A recent debate in the House of Commons has highlighted the English Courts’ out of date approach to the international relocation of children.
There is a heavy bias in favour of the parent with care when it comes to applications to take that child out of England to another foreign country.
The English Courts will consider the reasons for the move (for example, a foreign national returning home after the breakdown of their marriage) but too much weight is given to the potential effect on the parent with care if permission is refused to move with the child.
However, international studies suggest that the greater impact on the child is being separated from the other parent, particularly as the costs and difficulties of maintaining international contact can lead to the left-behind parent becoming estranged from their child.
Instead of the current approach, priority should be given to children maintaining a fulfilling relationship with both parents.
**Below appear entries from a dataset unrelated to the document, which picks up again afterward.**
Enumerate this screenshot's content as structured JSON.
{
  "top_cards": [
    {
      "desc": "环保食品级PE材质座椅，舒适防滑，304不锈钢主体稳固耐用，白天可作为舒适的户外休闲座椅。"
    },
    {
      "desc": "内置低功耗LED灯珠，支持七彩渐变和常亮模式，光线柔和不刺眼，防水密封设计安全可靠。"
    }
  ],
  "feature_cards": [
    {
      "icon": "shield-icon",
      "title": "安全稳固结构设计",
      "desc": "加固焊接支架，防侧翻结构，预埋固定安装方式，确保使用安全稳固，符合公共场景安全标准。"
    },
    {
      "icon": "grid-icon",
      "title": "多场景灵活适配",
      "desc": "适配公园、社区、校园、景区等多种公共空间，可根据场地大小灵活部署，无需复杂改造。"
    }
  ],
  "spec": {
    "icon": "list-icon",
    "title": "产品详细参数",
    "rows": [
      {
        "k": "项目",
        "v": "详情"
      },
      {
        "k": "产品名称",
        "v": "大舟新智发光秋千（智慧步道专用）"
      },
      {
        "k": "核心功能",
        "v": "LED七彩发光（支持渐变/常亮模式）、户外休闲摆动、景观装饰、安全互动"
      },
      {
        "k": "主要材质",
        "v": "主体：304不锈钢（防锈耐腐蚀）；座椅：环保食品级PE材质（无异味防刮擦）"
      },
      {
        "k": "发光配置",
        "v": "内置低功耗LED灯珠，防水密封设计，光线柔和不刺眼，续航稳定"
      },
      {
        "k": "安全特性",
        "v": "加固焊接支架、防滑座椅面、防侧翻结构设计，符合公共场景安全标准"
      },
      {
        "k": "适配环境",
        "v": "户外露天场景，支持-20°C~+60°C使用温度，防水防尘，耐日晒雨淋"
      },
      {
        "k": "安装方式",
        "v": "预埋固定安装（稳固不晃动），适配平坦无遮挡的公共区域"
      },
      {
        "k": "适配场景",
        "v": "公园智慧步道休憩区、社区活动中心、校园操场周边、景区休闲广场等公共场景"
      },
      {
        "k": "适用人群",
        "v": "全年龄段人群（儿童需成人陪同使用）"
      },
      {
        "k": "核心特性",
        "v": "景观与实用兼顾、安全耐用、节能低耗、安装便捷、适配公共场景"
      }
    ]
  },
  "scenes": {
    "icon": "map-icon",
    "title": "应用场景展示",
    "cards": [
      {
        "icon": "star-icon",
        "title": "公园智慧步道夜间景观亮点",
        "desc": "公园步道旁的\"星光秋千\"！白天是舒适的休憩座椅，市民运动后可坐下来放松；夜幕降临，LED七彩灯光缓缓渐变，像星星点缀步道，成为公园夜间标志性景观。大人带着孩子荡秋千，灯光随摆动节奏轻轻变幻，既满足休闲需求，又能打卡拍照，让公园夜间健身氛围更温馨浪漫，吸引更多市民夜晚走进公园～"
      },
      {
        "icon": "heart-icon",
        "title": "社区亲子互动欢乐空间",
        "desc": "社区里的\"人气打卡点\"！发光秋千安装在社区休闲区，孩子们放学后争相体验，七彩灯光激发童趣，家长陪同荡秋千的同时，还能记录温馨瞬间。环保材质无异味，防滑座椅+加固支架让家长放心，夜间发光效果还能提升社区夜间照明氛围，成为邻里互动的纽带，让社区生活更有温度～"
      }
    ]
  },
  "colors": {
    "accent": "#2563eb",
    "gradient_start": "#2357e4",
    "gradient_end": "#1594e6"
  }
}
Also, greater account should be taken of the wider background of the particular family situation.
This issue was also the subject of the Washington Declaration on International Family Relocation in March 2010 which suggested a uniform approach on international relocation wherever the case is heard in the world. The key principle arising from the Washington Conference was that the best interests of the child should be the primary consideration in every case and therefore judicial decisions should be made without any presumption for or against relocation.
It seems unlikely that the UK Parliament will introduce new laws to address this issue. Therefore, what is needed is a case to be taken to the Supreme Court in order to bring about a change in the approach of the English Courts. The signs are promising as Lord Justice Thorpe has recently hinted that this is an area that is ripe for change.